On est frappés dès le premier morceau par le minimalisme des procédures de composition. Les différents pianos, joués par Ivana Neimarevic (déjà présente sur Tiento de las Nieves), y tiennent un rôle essentiel. Qu’il s’agisse d’un étrange et surprenant clavinet (mélodiquement franc) ou d’un piano tout ce qu’il y a de plus classique (mais souvent atonal), leur jeu est focalisé sur des notes ou des accords plaqués, cherchant la rondeur et des réverbérations naturelles grâce à d’omniprésents appuis sur les pédales. Pour accentuer la profondeur et les contrastes, ils sévissent dans de très grandes amplitudes de tonalité et ne sont jamais aussi beaux que lorsqu’ils sont accompagnés par les longs et gravissimes segments d’une viole de Gambe (jouée par Srdjan Stanic). Thomas Köner se « contente » d’être le garant d’une toile de fond, usant de quelques gongs et carillons, de son traditionnel processing et de ses field recordings toujours aussi exceptionnels.

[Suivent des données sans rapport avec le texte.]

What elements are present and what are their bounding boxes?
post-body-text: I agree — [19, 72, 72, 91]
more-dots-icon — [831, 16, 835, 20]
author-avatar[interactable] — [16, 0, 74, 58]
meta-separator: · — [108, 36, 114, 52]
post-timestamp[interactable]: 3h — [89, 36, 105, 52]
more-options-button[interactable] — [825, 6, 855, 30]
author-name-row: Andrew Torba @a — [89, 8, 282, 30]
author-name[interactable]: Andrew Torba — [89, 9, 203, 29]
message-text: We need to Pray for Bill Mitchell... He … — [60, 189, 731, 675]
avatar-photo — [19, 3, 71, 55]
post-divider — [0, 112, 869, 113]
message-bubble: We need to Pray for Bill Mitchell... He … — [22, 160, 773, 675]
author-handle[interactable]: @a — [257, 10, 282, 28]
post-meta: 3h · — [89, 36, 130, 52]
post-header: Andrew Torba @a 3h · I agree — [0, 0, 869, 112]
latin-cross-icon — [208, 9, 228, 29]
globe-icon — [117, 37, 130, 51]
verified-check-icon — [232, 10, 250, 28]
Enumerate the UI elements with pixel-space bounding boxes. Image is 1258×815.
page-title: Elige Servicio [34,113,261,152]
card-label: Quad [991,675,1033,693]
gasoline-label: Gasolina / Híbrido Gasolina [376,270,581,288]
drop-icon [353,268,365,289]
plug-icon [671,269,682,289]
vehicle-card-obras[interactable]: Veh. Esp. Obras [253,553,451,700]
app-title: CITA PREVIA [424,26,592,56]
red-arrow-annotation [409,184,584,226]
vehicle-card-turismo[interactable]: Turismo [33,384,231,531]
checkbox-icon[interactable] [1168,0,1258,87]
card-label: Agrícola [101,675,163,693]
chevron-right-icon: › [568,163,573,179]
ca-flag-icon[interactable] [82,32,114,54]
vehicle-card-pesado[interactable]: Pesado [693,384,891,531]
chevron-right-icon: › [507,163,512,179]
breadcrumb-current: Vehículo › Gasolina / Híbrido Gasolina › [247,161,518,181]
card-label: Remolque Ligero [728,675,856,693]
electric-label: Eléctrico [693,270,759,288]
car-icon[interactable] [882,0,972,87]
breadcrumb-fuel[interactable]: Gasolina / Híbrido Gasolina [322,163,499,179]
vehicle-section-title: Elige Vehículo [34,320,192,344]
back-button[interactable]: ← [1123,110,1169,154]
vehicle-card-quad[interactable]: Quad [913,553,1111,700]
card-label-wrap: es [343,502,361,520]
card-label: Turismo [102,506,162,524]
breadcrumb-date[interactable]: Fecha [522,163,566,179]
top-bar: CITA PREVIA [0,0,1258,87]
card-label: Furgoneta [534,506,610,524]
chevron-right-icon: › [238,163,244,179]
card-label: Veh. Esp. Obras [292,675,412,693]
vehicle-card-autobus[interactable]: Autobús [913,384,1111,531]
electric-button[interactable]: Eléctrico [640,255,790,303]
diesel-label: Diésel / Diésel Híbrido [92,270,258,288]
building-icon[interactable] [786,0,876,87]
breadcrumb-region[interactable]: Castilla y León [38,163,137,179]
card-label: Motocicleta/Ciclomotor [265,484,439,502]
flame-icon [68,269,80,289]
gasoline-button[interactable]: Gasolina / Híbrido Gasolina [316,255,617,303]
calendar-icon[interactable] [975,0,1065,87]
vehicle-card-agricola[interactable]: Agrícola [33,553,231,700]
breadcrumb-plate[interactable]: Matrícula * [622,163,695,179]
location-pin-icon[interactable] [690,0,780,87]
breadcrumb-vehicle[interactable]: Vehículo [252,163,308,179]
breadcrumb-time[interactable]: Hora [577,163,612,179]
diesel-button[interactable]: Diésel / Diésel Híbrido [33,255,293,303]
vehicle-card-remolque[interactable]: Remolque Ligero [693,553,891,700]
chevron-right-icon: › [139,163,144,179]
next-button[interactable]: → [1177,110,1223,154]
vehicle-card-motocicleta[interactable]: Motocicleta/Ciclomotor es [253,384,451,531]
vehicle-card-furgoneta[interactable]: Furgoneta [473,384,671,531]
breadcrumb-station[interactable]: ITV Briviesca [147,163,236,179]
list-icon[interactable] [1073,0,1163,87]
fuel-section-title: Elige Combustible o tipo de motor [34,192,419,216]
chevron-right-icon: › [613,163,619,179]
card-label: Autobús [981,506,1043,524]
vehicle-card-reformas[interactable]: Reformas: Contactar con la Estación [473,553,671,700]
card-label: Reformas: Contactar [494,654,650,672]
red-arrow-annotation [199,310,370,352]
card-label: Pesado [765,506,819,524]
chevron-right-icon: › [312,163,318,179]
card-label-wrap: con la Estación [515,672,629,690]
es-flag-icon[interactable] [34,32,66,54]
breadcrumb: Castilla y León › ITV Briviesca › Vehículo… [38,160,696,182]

En comparaison de ses illustres travaux passés, Tiento de la Luz est loin d’être un pur album de field recorder. Et pourtant, sur au moins trois titres (les parties 2, 3 et 4), des basses fréquences promptes à dévoiler les abysses d’un monde en perdition résonnent au diapason, et élèvent finalement l’ensemble comme un véritable disque d’exception.
Car Thomas Köner n’a pas fait que composer un simple disque conceptuel autour de la lumière. Il y danse avec elle en la prenant par la main. La réduit au silence puis la ravive devant ses propres flammes, la calfeutre et la tamise avec douceur pour mieux lui permettre de percer les ombrages. Il la souligne, l’embrase, comme on tutoie le diable dans ses reins. En adversaire des représentations verticales, il lui fait partager la couche de son opposé, parce qu’il sait qu’on ne la contemplera jamais aussi bien que dans l’obscurité.
Voilà qui tombe bien, puisque le dernier tome de la trilogie devrait être consacré à la dernière citée. Tiento de la Luz est en tous cas un disque d’une finesse exceptionnelle, d’une élégance et d’une subtilité rare. Une oeuvre de musique classique contemporaine qui salue son passé. Elle vous est donc vivement recommandée. A écouter quand la nuit remue, quitte à traverser les ténèbres quand la lumière fuit.